ラグビーW杯と東京五輪を商機に 小田原で経済交流|カナロコ|神奈川新聞ニュース

ラグビーW杯と東京五輪を商機に 小田原で経済交流

「ワラビーズ」のユニホームを手に記念撮影する小田原箱根、在日オーストラリア・ニュージーランド両商工会議所関係者ら=4日夕、小田原城天守閣前

 開幕まで1年を切った来年のラグビー・ワールドカップ(W杯)日本大会を商機にしようと、事前キャンプでオーストラリア代表を迎える小田原市で、経済界の交流が始まっている。在日オーストラリア・ニュージーランド商工会議所の幹部らが4日夕に、同市内を視察。小田原箱根商工会議所と親睦を深め、W杯だけでなく2020東京五輪後も見据えた連携強化を約束した。

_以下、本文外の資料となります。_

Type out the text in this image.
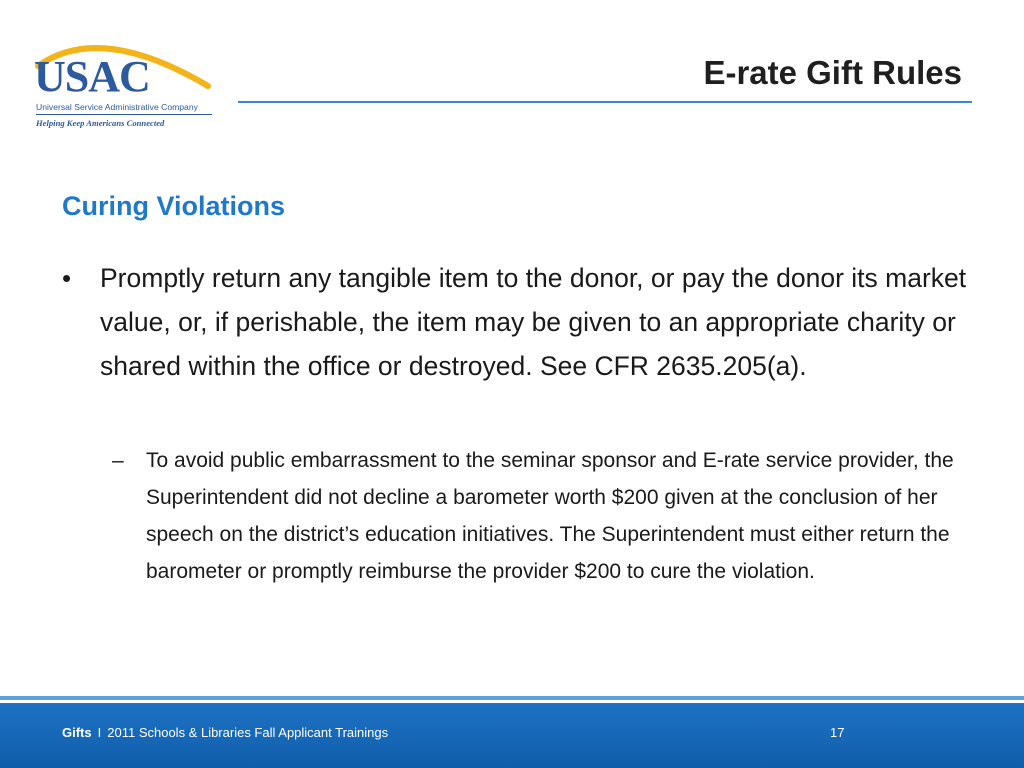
USAC
Universal Service Administrative Company
Helping Keep Americans Connected
E-rate Gift Rules
Curing Violations
• Promptly return any tangible item to the donor, or pay the donor its market value, or, if perishable, the item may be given to an appropriate charity or shared within the office or destroyed. See CFR 2635.205(a).
– To avoid public embarrassment to the seminar sponsor and E-rate service provider, the Superintendent did not decline a barometer worth $200 given at the conclusion of her speech on the district’s education initiatives. The Superintendent must either return the barometer or promptly reimburse the provider $200 to cure the violation.
Gifts I 2011 Schools & Libraries Fall Applicant Trainings	17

 市内を訪れたのは、会頭のアンドリュー・ガウチ氏をはじめ、「Sports for Business委員会」のメンバー。一行は、オーストラリア代表の練習場所となる城山陸上競技場(同市城山)や小田原城常盤木門SAMURAI館(同市城内)などを、出迎えた加部裕彦副市長らの案内で見て回った。

 小田原城を10回は訪れているというガウチ氏は取材に「ラグビーはわれわれにとってメインスポーツ。スポーツを使ってビジネスにつなげることが重要」と指摘。「ワラビーズ」の愛称で知られる同国代表はW杯を2度制している強国で、来年は大勢のオーストラリア人が訪れることを確信しているという。

 「(新幹線で)東京からわずか28分。こんな近い場所に城があり、日本の雰囲気や温かいもてなしなどを知ることができる」と小田原の立地を評価した。

 一方、地元経済界のW杯に向ける視線は熱い。小田原箱根商議所の鈴木悌介会頭は「スポーツだけで終わらせず、市民交流やビジネス交流につなげていくのが商工会議所の仕事」と強調する。

 両国のビジネスマン同士の交流の場を設けたり、商店街でオーストラリアの食材を使う飲食店の拡大、さらにはラグビー少年の豪州遠征合宿…。幅広い分野での交流構想を練っているという。

 今月27日には横浜市港北区の日産スタジアムで、オーストラリア代表と、W杯最多の3度の優勝を誇るニュージーランド代表がぶつかる伝統の一戦が開催される。オーストラリア代表は翌28日から11月3日まで、小田原市内でキャンプを張る予定で、ガウチ氏は「両国がつながっている様子が見られるチャンス」と期待した。